Equities extended their gains buoyed by improving Chinese data, better than expected earnings from a large money center bank and data that did not threaten the monetary policy.
Stocks were also encouraged by the Beige Book—or the statistical compilation utilized at the upcoming Fed meeting—indicating the economy continued to expand from late February to early April, boosting employment and delivering some long awaited upward pressure on wage and prices.
Weekly oil inventory surveys suggested an increase in stores but such did crush prices after the huge run up given that US production is now at the lowest level since October 2014. Because of massive infrastructure cuts, it is expected US production will continue to drop significantly in 2016.
Regarding OPEC, will there be a production cap? As noted many times I think such is symbolic given that OPEC, Russia and the other countries meeting next week representing about 75% of global production is already pumping at peak capacity.

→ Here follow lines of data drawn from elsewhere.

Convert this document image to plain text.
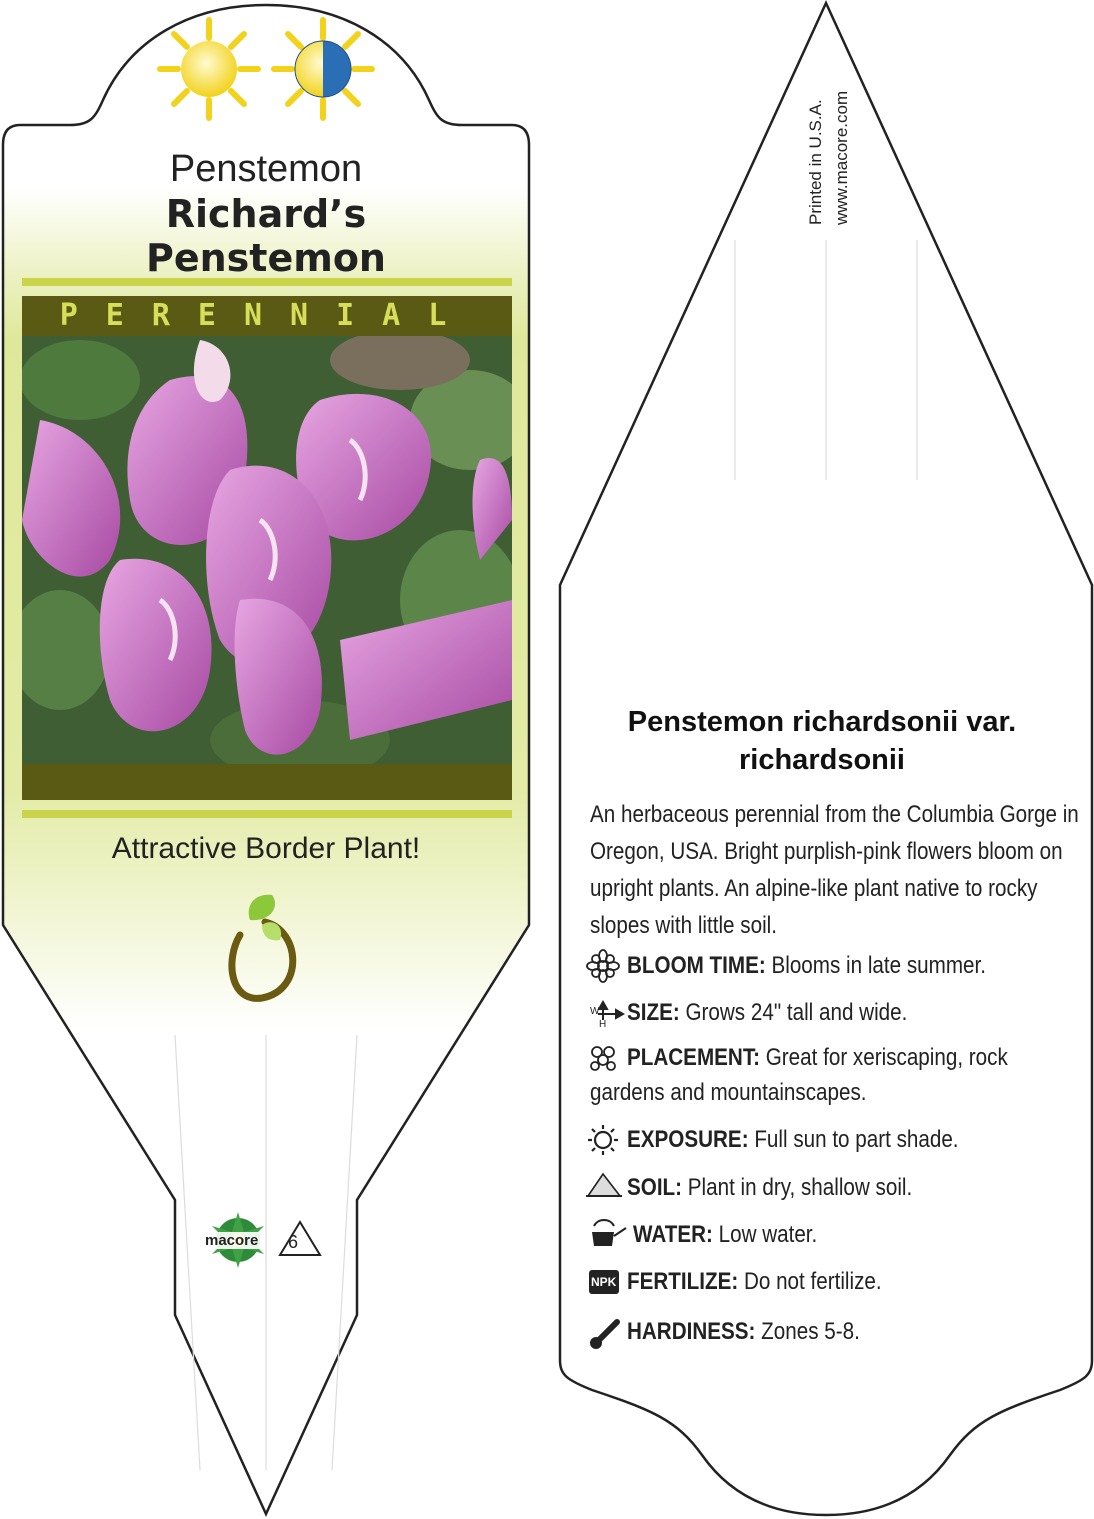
Penstemon
Richard’s
Penstemon
PERENNIAL
Attractive Border Plant!
macore 6
Printed in U.S.A. www.macore.com
Penstemon richardsonii var. richardsonii
An herbaceous perennial from the Columbia Gorge in Oregon, USA. Bright purplish-pink flowers bloom on upright plants. An alpine-like plant native to rocky slopes with little soil.
BLOOM TIME: Blooms in late summer.
SIZE: Grows 24" tall and wide.
PLACEMENT: Great for xeriscaping, rock
gardens and mountainscapes.
EXPOSURE: Full sun to part shade.
SOIL: Plant in dry, shallow soil.
WATER: Low water.
FERTILIZE: Do not fertilize.
HARDINESS: Zones 5-8.
W
H
NPK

According to Bloomberg, OPEC production is expected to be frozen around January levels. For a myriad of reasons, March’s production was 487,000 barrels a day below January’s level, the result of supply disruptions caused by Caliphate inspired violence. Can production rise back to January’s?
It depends upon funds available to repair damaged infrastructure and replace spent reserves.
What will happen today? There are several high profile financial earnings, the CPI and weekly jobless claims.
Last night the foreign markets were up. London was up 0.04%, Paris up 0.16% and Frankfurt up 0.19%. China was up 0.51%, Japan up 3.23%and Hang Sang up 0.85%.
The Dow should open flat. Goldman reported last night a gauge of the 50 most shorted stocks posted its largest two day jump tin almost two months thus suggesting some of the recent the gains is a function of short covering. As noted the other day short interest is around 4.3% or about $1 trillion. It is nominally off the 4.4% apex reached in March. In August short interest eclipsed the 4% level for the first time since 2008. The 10-year is off 6/32 to yield 1.79%.